Yeah, yeah, yeah. People always tell you how great it is for you to move outside your comfort zone. They tell you something like “it will really make you grow” to do things that make you oh-so-uncomfy. While I get it intellectually, I think it just plain sucks. I think I heard we humans are always neglecting our true gut feelings—instincts—if you will. Because we are idiotic. Anyhow, I’m done with my complaining for the day. Moving was a lot for me to take. Yeah, I get it, it’s fully something I should have done many years ago, but that’s an irrelevant argument. I’m me living now and dealing with my NOW-FEELINGS. And my now-feelings are, for the most part, manageable. Every now and then I do get a pang of homesickness. I miss lying in bed with my boyfriend and my dog. It’s such a simple joy to have a dog rest his little soft gullet on your ankle.

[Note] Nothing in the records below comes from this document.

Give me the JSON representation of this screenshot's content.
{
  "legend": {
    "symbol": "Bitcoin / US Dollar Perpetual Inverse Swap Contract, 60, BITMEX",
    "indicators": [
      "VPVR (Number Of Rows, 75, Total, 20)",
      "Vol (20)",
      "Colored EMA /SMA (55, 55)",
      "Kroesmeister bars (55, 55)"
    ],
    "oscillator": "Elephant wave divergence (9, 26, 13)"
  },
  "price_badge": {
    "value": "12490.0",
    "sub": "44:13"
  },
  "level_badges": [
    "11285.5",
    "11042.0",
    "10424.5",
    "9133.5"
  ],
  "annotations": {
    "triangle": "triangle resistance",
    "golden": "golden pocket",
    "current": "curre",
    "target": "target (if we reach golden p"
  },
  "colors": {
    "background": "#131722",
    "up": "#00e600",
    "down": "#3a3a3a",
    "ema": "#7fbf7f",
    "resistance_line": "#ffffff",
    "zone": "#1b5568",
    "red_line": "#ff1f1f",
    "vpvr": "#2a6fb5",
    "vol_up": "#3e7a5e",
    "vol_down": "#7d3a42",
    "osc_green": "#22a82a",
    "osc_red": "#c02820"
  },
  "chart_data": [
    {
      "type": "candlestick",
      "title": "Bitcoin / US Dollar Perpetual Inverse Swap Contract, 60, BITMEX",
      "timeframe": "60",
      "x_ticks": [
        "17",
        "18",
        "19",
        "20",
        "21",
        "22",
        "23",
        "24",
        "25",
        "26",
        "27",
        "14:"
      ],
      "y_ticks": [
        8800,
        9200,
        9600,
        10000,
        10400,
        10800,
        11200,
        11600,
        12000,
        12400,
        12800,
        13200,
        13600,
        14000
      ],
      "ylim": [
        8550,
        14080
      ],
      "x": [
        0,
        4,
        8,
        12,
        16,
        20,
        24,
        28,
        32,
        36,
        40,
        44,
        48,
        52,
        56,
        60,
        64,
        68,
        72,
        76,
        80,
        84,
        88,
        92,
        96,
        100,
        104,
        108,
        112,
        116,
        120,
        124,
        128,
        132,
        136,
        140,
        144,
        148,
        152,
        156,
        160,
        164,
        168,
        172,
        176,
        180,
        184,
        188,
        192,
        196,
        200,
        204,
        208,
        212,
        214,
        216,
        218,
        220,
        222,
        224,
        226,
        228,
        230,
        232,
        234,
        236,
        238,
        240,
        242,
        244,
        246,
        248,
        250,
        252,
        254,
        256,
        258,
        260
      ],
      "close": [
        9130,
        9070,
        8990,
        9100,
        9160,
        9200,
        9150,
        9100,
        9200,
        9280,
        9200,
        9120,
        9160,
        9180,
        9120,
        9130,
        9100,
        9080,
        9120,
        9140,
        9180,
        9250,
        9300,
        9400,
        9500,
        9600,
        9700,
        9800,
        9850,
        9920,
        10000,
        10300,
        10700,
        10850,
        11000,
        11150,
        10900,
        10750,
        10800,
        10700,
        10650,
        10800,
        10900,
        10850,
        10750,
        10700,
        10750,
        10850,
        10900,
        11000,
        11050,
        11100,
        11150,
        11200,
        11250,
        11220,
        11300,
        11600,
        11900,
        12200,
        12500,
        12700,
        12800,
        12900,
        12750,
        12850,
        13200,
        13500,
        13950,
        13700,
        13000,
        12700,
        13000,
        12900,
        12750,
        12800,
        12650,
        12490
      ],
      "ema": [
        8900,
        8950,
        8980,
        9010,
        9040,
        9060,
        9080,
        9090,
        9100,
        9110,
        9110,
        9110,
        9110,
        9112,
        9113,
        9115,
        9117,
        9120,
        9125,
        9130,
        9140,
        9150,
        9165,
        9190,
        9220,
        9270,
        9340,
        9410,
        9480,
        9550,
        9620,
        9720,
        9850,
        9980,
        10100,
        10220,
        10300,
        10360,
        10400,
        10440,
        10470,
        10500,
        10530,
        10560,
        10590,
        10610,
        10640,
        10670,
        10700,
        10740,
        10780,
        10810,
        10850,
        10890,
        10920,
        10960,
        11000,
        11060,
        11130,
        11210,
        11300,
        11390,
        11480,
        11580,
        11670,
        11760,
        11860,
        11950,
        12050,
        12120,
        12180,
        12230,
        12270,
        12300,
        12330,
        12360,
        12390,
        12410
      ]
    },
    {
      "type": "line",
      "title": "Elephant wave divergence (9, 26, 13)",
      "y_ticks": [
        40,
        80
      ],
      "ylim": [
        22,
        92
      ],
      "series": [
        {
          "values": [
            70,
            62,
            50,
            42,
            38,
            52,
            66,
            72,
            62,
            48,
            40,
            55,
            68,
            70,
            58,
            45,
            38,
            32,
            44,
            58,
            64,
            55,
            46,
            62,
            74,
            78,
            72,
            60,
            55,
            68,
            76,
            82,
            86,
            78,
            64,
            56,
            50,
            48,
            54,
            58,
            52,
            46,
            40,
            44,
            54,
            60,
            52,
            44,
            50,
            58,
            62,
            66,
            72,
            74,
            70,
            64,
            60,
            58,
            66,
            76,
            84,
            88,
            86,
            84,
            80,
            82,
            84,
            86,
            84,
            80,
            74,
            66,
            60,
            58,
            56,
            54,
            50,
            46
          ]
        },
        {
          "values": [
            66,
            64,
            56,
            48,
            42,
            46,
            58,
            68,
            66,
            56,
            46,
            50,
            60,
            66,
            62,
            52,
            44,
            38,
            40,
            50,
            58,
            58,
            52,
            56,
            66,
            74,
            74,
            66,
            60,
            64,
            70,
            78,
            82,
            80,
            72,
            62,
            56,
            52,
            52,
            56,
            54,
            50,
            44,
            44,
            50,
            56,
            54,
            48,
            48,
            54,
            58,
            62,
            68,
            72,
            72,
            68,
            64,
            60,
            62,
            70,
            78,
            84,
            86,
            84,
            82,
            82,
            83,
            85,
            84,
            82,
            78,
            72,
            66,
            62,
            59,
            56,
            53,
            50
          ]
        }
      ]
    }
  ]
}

So, left to my own devices, I do one of two things: wander around aimlessly or set up in my room and watch Netflix. The Office is amazingly soothing…even though I’ve seen every episode at least twice. Maybe…maybe even thrice. But back to my wanderings. They were, of course, waylaid by the HURRICANE (wtf…an earthquake and a hurricane in the same week?) but I have managed to get out and see stuff. I stopped at the Magic Gardens—a public mosaic installation. That’s how they describe it on the website anyhow. It is one of those very rare trippy and magical places where you feel all tickled from the inside out. I am not even being facetious—it makes you feel good. There is an outdoor sort of labyrinth full of wacko doll heads, mirrors, tiles and mermaids. There is also gallery space—and an outsider art show. My favorite artist bio read as follows:
“Renee (pronounced Reenie) Leshner attended Fleisher Art Memorial as a young woman, but stopped when she began to have visions of an ‘evil eye’ following her and threatening her. She continued to be plagued by visions of other-worldly beings throughout her many years working as a bookkeeper in Philadelphia. Gradually, her interest in drawing became her refuge, as her artwork evolved into an important method of expression – even a kind of ‘defense mechanism’ – against her supernatural visions.”
Jeez. I mean, after I got over my knee-jerk reaction—holy cow I love how bizarre this is (of course)—I began to feel a little freaked out. Because sometimes these scary feelings just come over people and then they have to exorcise their demons. I get that. Art as defense.
I flew over from San Francisco sitting right next to the Bay Area sculptor who was responsible for fabricating a HUGE paintbrush (complete with paint glob) created by Claes Oldenburg. HUGE sculptures of common everyday objects can be kind of fun, but…I don’t know. Somehow it’s a bit overdone. Know what’s cool? Anything big. Hmmmm, that’s what she said?